When he gets the chance, Jeroen is keen to upgrade his skills through online courses or events like Velocity Amsterdam. DPG Media’s in-house academy also offers a multitude of courses on time management, design thinking, and storytelling, for example. “It’s good to see and experience that DPG Media invests in such things,” says Jeroen.
Boomerang colleagues
It’s been a decade already. What keeps Jeroen at DPG Media? “Well, first of all, I’m pretty loyal,” Jeroen smiles. “And I think that the grass may seem greener on the other side, but it rarely truly is. I’ve seen quite a few colleagues leave DPG Media, only to return soon after.”

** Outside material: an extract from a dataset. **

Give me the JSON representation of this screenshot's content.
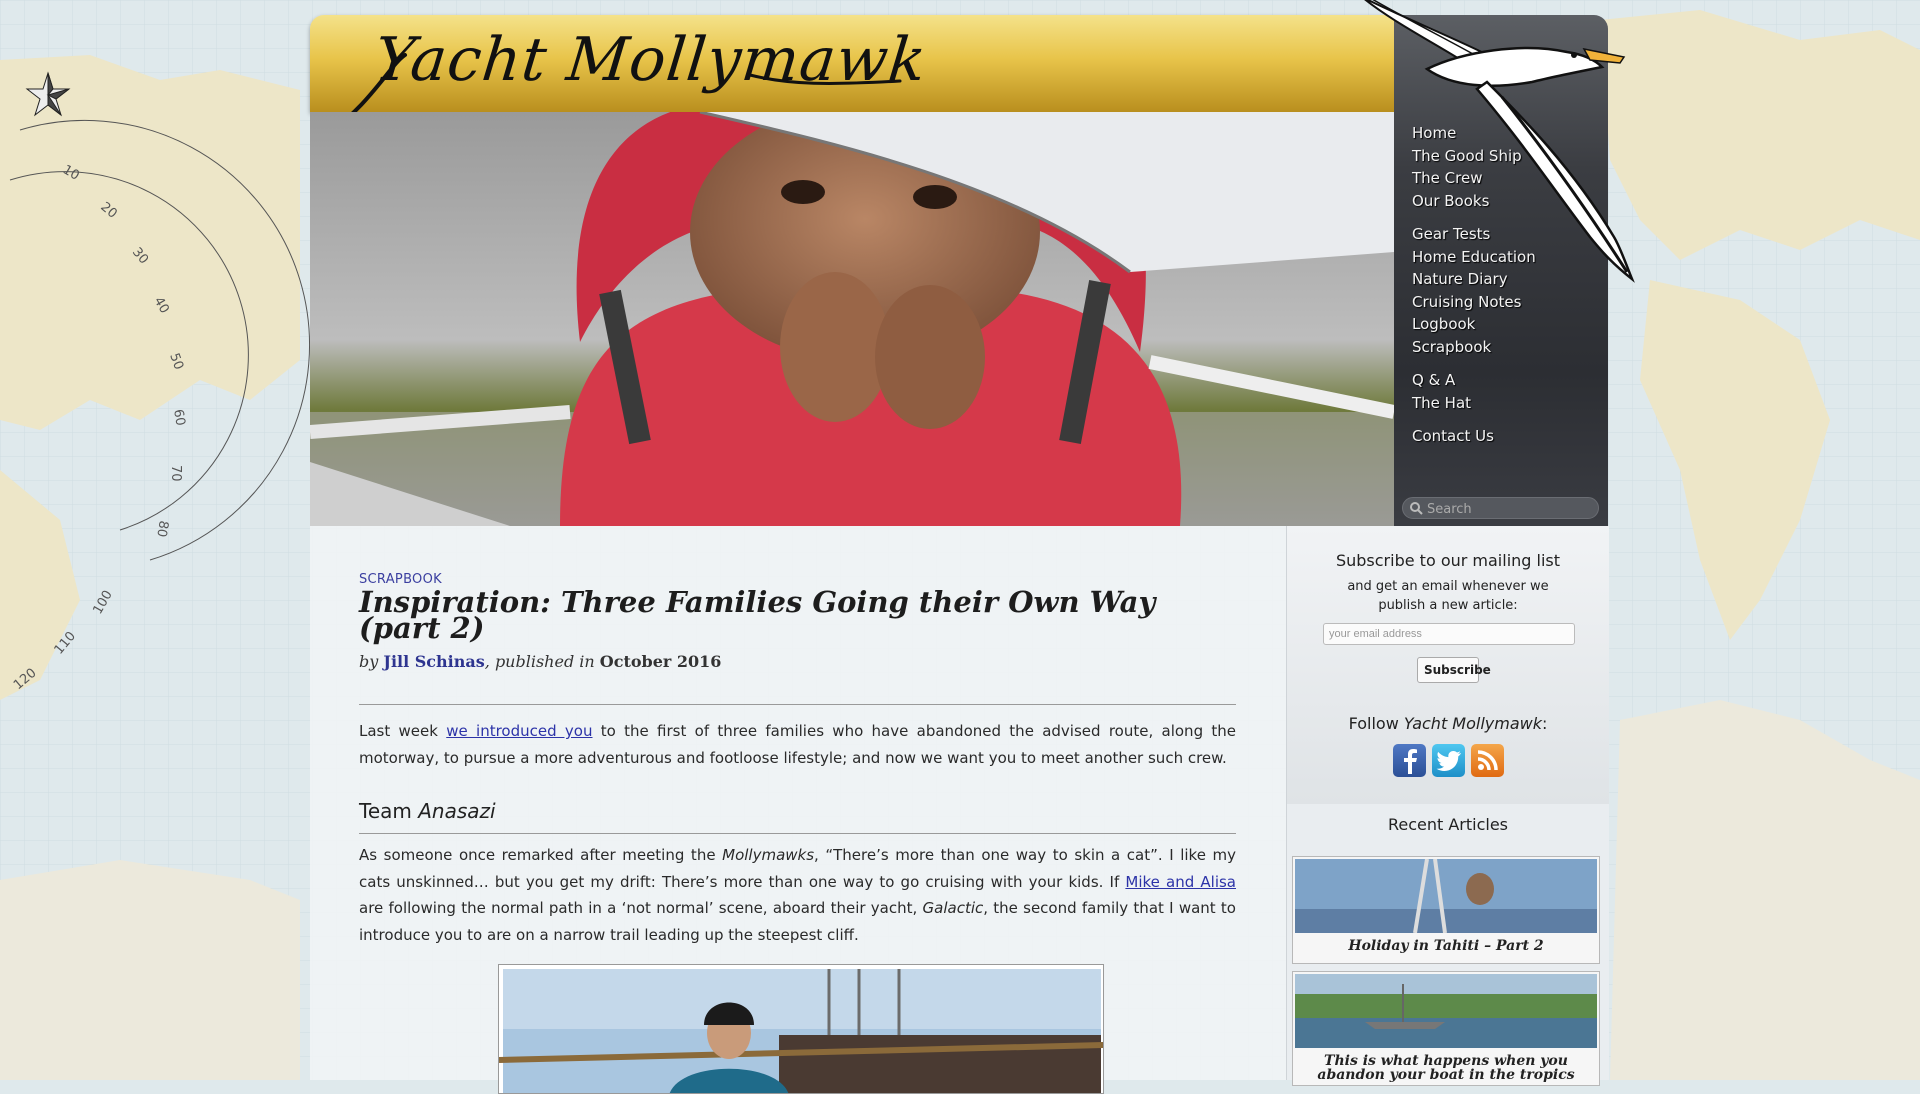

Jeroen isn’t surprised by those boomerang colleagues, as he very much values the work-life balance and the freedom to plan his work as he sees appropriate. “Also, the work we do here has so much reach. Technically, there is endless data to process, but just think of how many people see your work: millions! That’s both ego-stroking and mind-blowing.”
We take end-to-end responsibility.
Back to the future
The way tech was organized back in the day was very different from the current setup. “At the time, we maintained all Dutch and Belgian news websites with only one backend team and one frontend team. Because of acquisitions and new insights, the teams expanded and were organized differently. Much more efficient, if you ask me.”
DPG Media’s tech organization is now structured in several clusters, which contain different areas, and those areas include squads. Jeroen is a Frontend Developer in the Seduction Squad, which is part of the Marketing and eCommerce Area. The area aims to seduce and convert people into paying customers.
Jeroen’s squad is dedicated to the paywalls and marketing messages of the news brands. The service they build is called Temptation internally. “We seduce and tempt users into buying a subscription,” Jeroen explains the name. Basically, the Seduction squad works on core functionalities of the service and the paywall templates. All news brands share the core, but the templates differ. One of the challenges for the core is to keep the costs and performance of processing a massive load under control - FYI: 45 to 55 million calls per day! For the templates, flexibility and speed are extremely important.
Always AB-testing
The templates require mainly frontend work. Marketing usually works with a UX Designer on a template design, which the squad then builds. Jeroen: “We take end-to-end responsibility. We build the template and make sure it shows perfectly online. It’s much more efficient to organize the process within one team, as it reduces dependencies.”
In a fast-paced marketing environment, needs and demands pivot, which makes it difficult to plan ahead. That’s why the squad reserves a percentage of the sprints for the template requests. “We know it’s coming, but we don’t know the specifics of the templates and business rules. So reserving time in this way works perfectly, although we do, of course, have to juggle the priorities of the different brands.” But luckily, solutions made for one brand can often be reused for other brands. That knowledge is freely shared between the brands.
“You can imagine that we collaborate closely with our marketing colleagues. We align on a weekly, sometimes even daily basis, as they always want to try new things - they run AB-tests non-stop,” Jeroen grins. That’s why the sprint demo is also slightly different from standard sprint demos. The squad, of course, gives a technical demo, but marketing also shares insights on previous AB-tests. “I appreciate that. Sometimes I build something of which I’m unsure of the effects, and I wonder: has it cost us money or made us money? It’s cool to see the results and be this involved. It makes my work meaningful.”